Thursday, February 02, 2006

Emotional Exhaustion


Emotionally I’m tired this morning. Last night John was very agitated and Tony and Dominyk lost it at the same time. Bart wasn’t home and it went downhill from there.

It culminated in a two hour discussion with John that began with him trying to call social services to say he couldn’t live here any more, but he couldn't find the number. He wanted to tell them needed a family with less children (thank you, oh so much, professionals, for planting that idea in his head). Even though when he was in a foster family with no children, he pretended to try to kill their cat, he has gotten the message loud and clear from everyone over the past year -- our family is the issue, not him.

Anyway, we just sat and listened and commented calmly (not my style) but refused to give him the number. He had the phone book and spent a whole hour looking for the number to the sheriff’s office. I had to stop myself from chuckling when he was declaring that he was going to run away, get on a bus, and go down to the state he came from to his old hometown. He remembers enough, he says, that he would be able to find her (all this being said while he can’t even find the phone number for the sheriff).

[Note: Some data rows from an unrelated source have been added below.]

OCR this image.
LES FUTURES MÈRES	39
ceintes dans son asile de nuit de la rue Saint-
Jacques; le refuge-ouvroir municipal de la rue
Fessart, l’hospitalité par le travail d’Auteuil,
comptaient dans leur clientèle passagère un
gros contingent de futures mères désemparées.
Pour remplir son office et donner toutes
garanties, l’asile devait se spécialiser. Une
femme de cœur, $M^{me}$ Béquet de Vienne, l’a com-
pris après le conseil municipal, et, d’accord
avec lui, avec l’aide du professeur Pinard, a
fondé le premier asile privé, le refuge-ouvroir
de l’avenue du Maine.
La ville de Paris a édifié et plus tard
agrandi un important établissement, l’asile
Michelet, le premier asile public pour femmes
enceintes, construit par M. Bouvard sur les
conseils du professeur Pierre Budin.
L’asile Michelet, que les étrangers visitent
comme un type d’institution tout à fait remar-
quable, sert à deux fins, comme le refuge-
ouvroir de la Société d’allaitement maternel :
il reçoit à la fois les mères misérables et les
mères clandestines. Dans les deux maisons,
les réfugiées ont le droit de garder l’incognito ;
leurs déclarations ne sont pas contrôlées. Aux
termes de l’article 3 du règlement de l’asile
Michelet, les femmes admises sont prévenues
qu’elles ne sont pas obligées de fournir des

I feel for him, because he has a lot of stuff to work through. He is very very angry at his birthparents for not doing what they should have done, at social services for taking him away from her and at us -- because we are the cause and reason for all things bad simply because we are committed to him. At one point in the conversation he said, “The LAST thing I need right now are two people who care about me.”

We went through the whole range of emotions -- from how we didn’t love him to how he couldn’t wait until he was 18 to see his birthparents to how he couldn’t return to school because it’s too hard for him there.... on and on.

The emotional exhaustion did not come from listening. It came from having to keep myself calm and my mouth shut for 2 hours.

The years ahead with John are not going to be easy ones. But as I told Bart, I’d rather be his parent than be him.

1 comment:

Yondalla said...

Hi...I don't have a comment relevant to you post. It's just that I have started reading your blog and thought I should say "hi."

I've been looking for bloggers who do care...glad to find another.

Do you mind if I add you to the "Kindred Caregivers" list on my blog?